The varied representations of the Virgin can be divided into three main iconographic motifs: the Virgin enthroned, the standing Virgin with Child, and the standing Virgin without Child. The favorite Puerto Rican images are the Virgin of Monserrat, the Virgin of Hormigueros, Our Lady of Mount Carmel, the Virgin of the Three Kings, Our Lady of Perpetual Help, Our Lady of Candlemas, Our Lady of the Pillar, Our Lady of the Rosary, Our Lady of Sorrows, Our Lady of the Miraculous Medal, and the Immaculate Conception.

Saint Anthony of Padua

In Puerto Rico, Saint Anthony (early 13th century) is taken to be the patron of lost objects and of things that are hoped for. The color of his habit may vary from light blue, to dark blue, green, brown, or black. Historian Arturo Dávila explains that the Franciscans who came to the island in the 17th century wore blue habits in honor of the Immaculate Mother, but later adopted brown habits. Saint Anthony is the patron saint of the towns of Ceiba, Dorado, Guayama, and Isabela.

Saint Barbara

Persecuted for her conversion to Christianity, Barbara was imprisoned by her father in a tower. Upon her release, her father was killed by lightning. Accordingly, Saint Barbara protects against sudden death by lightning, cannon fire, or mine collapses, and she became the patron saint of miners and gunners. Her attribute is a tower. Legends of Barbara date from the 7th century, but she was removed from the liturgical calendar in 1969.

Saint Blaise

Saint Blaise (4th century), who is shown with a small beard and mustache, usually carries a pastoral staff and wears a red and yellow miter or a red tippet (or scarf) instead of a miter, a white alb, a black cassock, and black shoes. Teodoro Vidal confirms that devotion to Saint Blaise as the patron saint for afflictions of the throat observed in Puerto Rico. The town of Coamo, founded in 1579 with the name of San Blas de Illesca, is the only town on the island that celebrates patron saint festivities in honor of this saint.

Saint Joseph

In Puerto Rico, Saint Joseph is considered the patron saint of carpenters and of those on their deathbed. Saint Joseph is mostly represented as a devotional figure, relatively young, with a beard and long hair, dressed in a tunic, and holding the child Jesus and a flowered staff. Saint Joseph is the patron saint of the towns of Aibonito, Camuy, Gurabo, Lares, Luquillo, and Peñuelas.

Saint Raymond Nonnatus

Saint Raymond (13th century) is considered the patron and protector of pregnant women, women in labor, midwives, and the newborn, and has enjoyed great devotion on the island. He is depicted in ecclesiastical vestments, with a red tippet (stole) adorned with golden trimmings on the collar and purls (looped edges) that simulate lace. Underneath he wears a white rochet (surplice), also with golden trimmings on the sleeves and simulated lace in the lower part. He also wears a red alb (vestment) and black shoes, which are simulated through half-moon incisions in the lower part of the alb. The town of Juana Díaz always dedicates its festivities to Saint Raymond Nonnatus.

The Three Kings

Devotion to the Three Kings in Puerto Rico came about through several centuries of popularity of the Feast of the Epiphany, January 6th. Traditionally, the Three Kings are portrayed to reflect diverse origins, from different points on earth. In Europe, the Three Kings were shown as being of different races: black (Balthazar), white (Melchior), and oriental (Gaspar). They were also seen as symbols for the three ages of humanity: youth (Gaspar), adulthood (Balthazar), and old age (Melchior). It is interesting to find that in Puerto Rican tradition, Melchior is the “Moorish” king, or the one with a dark complexion, while Balthazar has white hair and beard, and Gaspar is a beardless youth.

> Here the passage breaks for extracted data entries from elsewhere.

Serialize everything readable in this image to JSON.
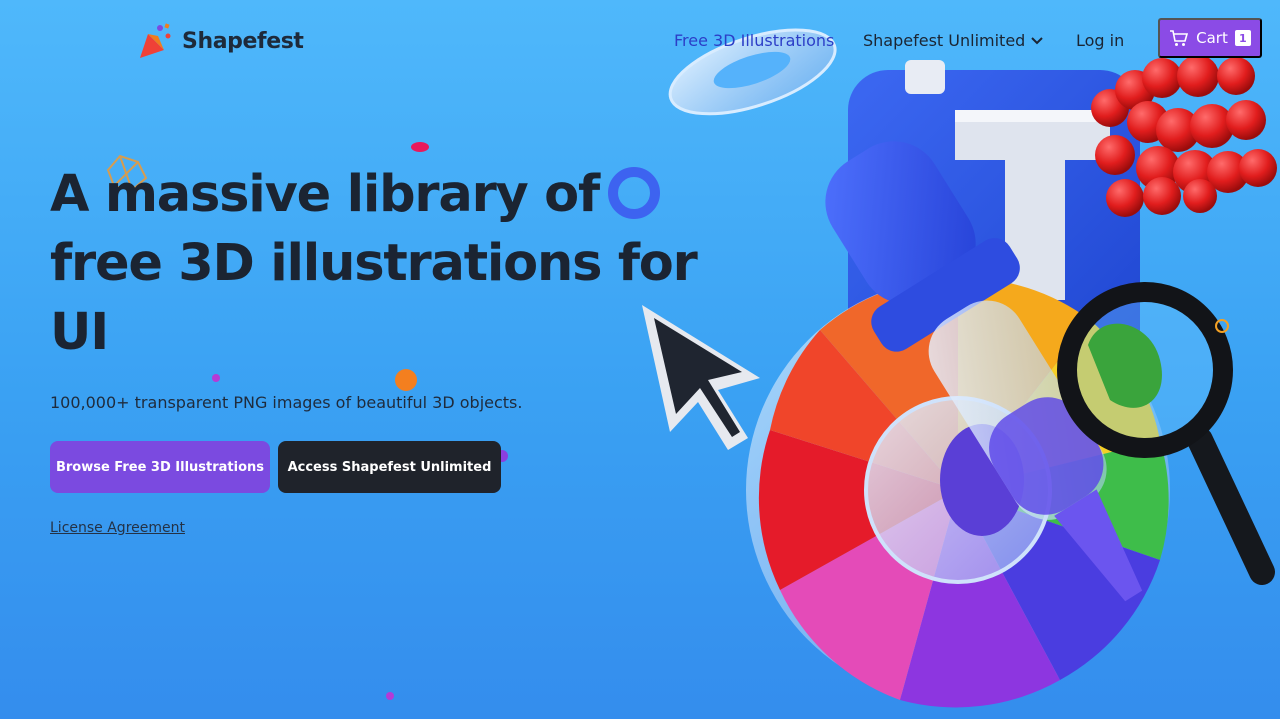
{
  "brand": {
    "name": "Shapefest"
  },
  "nav": {
    "links": [
      {
        "label": "Free 3D Illustrations"
      },
      {
        "label": "Shapefest Unlimited"
      },
      {
        "label": "Log in"
      }
    ],
    "cart_label": "Cart",
    "cart_count": "1"
  },
  "hero": {
    "headline_line1": "A massive library of",
    "headline_line2": "free 3D illustrations for",
    "headline_line3": "UI",
    "subtitle": "100,000+ transparent PNG images of beautiful 3D objects.",
    "primary_button": "Browse Free 3D Illustrations",
    "secondary_button": "Access Shapefest Unlimited",
    "license_link": "License Agreement"
  },
  "colors": {
    "accent": "#8b4be6",
    "primary_button": "#7b4ae0",
    "dark_button": "#1f232b",
    "background": "#3ba4f4"
  },
  "icons": [
    "shapefest-logo-icon",
    "chevron-down-icon",
    "cart-icon"
  ]
}
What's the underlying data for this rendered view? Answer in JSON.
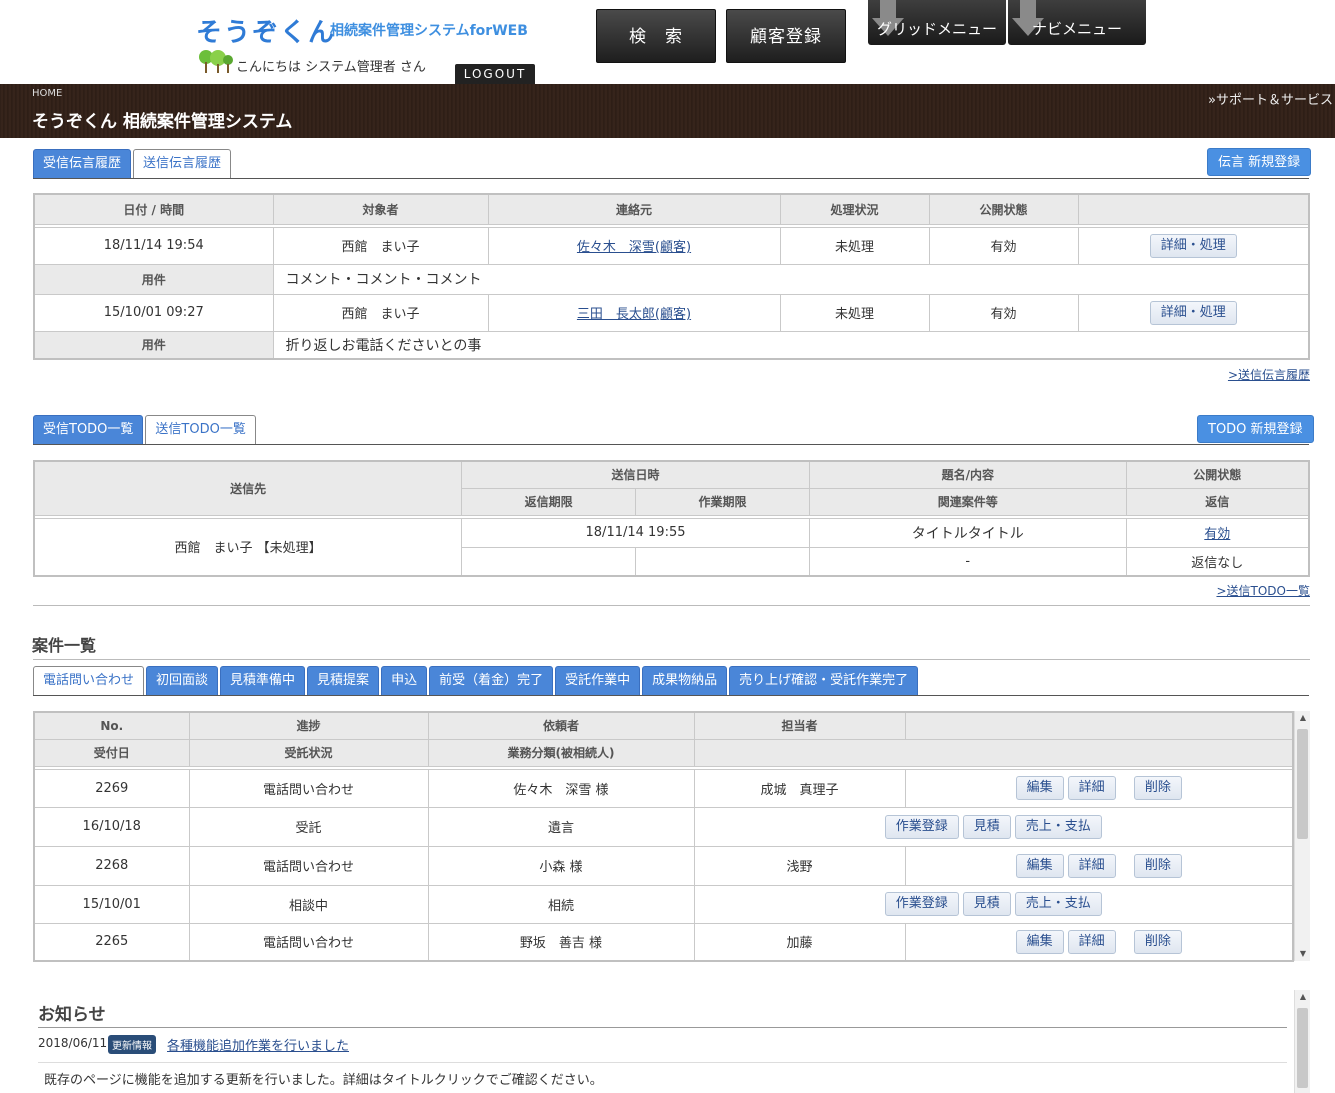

The numerous carvings of the Three Kings fall into two strongly devotional iconographic types and a third more narrative, historical type. The devotional compositions present the Three Kings standing or on horseback, facing the devotee. The figures are placed horizontally on a common base, shoulder to shoulder, and they may or may not be differentiated by physical traits such as skin color or beards, their dress, or their gifts. The narrative, historical composition also depicts the Three Kings on horseback, but sideways in three-quarter profile, looking toward the star of Bethlehem, to which the leading king points with his right hand.

Today, the celebration of Three Kings Day is a feast day for Puerto Rican reaffirmation, also commemorated in New York City, Chicago, Hawaii, and Alaska, where there are large numbers of Puerto Ricans. The Three Kings, transformed from their original religious meaning, personify the principal ethnic components of Puerto Rican identity: Indian, African, and European.

Saint Rita of Cassia

In Puerto Rico and in other countries, Saint Rita (1381–1457) enjoys great devotion and is considered the patron saint and advocate of marriages and of difficult cases, due to the patience with which she bore her husband’s ill treatment until his death. She is depicted with a drop of blood on her forehead from an unhealed wound made by a crown of thorns while she was at prayer before a crucifix. Another miracle tells of the apparition of a rose or figs in her garden, in the middle of winter, on the day she died.

Saint Roch

Saint Roch, a French nobleman, gave away his wealth and set out on a pilgrimage in the 1300s, healing plague victims by making the sign of the cross. Iconographically, he is dressed as a nobleman, but his broad-rimmed hat is trimmed with keys (attributes of a pilgrim to Rome) and the Holy Face (attribute of a pilgrim to Jerusalem). When Saint Roch himself was stricken with plague, a dog brought him food; therefore his personal attribute is a dog with bread in its mouth. Occasionally the angel who miraculously healed him is depicted. In Puerto Rico, he wears a tunic raised to show his left knee—a reference to an ulcer on his leg, caused by the plague.

Saint Ursula and the Eleven Thousand Virgins

The Christian Ursula and her retinue were killed by the arrows of Huns in the year 451—an improbable Medieval legend seemingly unlinked to Puerto Rico. But, according to the scholar Yvonne Lange, devotion to Saint Ursula developed when the English attacked the island in April 1797. The Bishop of San Juan organized a procession dedicated to her. At night, men, women, and children, all holding candles, moved through the streets. The English, seeing the lights, thought that the Spanish had received reinforcements and abandoned trying to take the city. Saint Ursula holds the palm of martyrdom in some cases, as her only attribute, although in the European tradition she is depicted with an arrow. Now removed from the liturgical calendar, she was considered the patron saint of chastity, marriage, and teachers, and was invoked in times of plague.

Anima Sola

The unique and curious motif of the "Anima Sola” represents a particularly interesting devotion. The souls in Purgatory are personified through the image of semi-naked long-haired woman enveloped in flames and posed in prayer. The flames, carved in relief, seem to form a skirt around her lower body, while her hair or flames cover her naked upper body. Even though she may be considered a sinner, she is taken as an intercessor for devotees.

The Three Marys

The Three Marys—Mary Magdalene, Mary of Cleophas, and the Blessed Virgin Mary—have been collectively venerated in Puerto Rico. They are usually represented as three identical female figures placed horizontally on a common base. Puerto Rican devotees have associated this theme with the theme of the Three Kings, which is an anachronism, both in religious and historical terms.